在不支持 flashattn2 的 GPU 上Gemma3 微调报错（警告）导致训练loss为0

Open alumik opened this issue 8 months ago • 1 comments

Reminder

[x] I have read the above rules and searched the existing issues.

System Info

[2025-04-17 23:04:14,803] [INFO] [real_accelerator.py:219:get_accelerator] Setting ds_accelerator to cuda (auto detect) INFO 04-17 23:04:16 [init.py:239] Automatically detected platform cuda.

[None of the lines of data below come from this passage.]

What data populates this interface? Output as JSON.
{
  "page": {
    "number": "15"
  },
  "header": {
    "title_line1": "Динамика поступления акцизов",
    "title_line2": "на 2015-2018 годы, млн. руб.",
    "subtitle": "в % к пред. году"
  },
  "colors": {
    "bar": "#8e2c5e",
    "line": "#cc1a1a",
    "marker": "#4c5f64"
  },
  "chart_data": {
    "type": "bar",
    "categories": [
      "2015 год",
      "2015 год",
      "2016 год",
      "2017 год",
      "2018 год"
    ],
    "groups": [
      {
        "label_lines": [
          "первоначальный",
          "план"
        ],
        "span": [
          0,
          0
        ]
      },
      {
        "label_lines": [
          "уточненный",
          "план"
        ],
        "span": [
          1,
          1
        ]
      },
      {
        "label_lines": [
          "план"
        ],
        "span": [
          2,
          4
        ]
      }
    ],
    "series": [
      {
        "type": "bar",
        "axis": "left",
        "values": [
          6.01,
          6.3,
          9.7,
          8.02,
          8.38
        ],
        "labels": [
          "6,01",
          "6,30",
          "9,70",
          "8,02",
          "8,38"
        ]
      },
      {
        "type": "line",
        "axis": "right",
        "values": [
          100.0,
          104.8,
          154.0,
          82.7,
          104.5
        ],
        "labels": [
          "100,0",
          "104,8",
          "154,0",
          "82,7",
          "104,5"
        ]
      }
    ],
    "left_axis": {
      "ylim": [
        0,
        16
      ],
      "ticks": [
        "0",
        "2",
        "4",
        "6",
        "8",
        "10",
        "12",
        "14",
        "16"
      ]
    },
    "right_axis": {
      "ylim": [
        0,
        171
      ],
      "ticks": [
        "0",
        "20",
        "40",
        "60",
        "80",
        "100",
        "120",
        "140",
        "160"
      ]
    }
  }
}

llamafactory version: 0.9.3.dev0
Platform: Linux-6.8.0-51-generic-x86_64-with-glibc2.39
Python version: 3.12.8
PyTorch version: 2.6.0+cu124 (GPU)
Transformers version: 4.51.3
Datasets version: 3.5.0
Accelerate version: 1.6.0
PEFT version: 0.15.1
TRL version: 0.9.6
GPU type: Tesla V100S-PCIE-32GB
GPU number: 3
GPU memory: 31.73GB
DeepSpeed version: 0.15.4
vLLM version: 0.8.4

Reproduction

直接使用LoRA+DeepSpeed Stage3训练

部分相关参数：

cutoff_len: 10240
deepspeed: cache/ds_z3_config.json
enable_liger_kernel: true
finetuning_type: lora
flash_attn: auto
fp16: true
gradient_accumulation_steps: 1
learning_rate: 5.0e-05
lora_alpha: 64
lora_dropout: 0
lora_rank: 32
lora_target: all
lr_scheduler_type: cosine
max_grad_norm: 1.0
optim: adamw_torch
packing: false
per_device_train_batch_size: 2
stage: sft
template: gemma3
trust_remote_code: true
warmup_steps: 30

得到以下警告

It is strongly recommended to train Gemma3 models with the eager attention implementation instead of sdpa.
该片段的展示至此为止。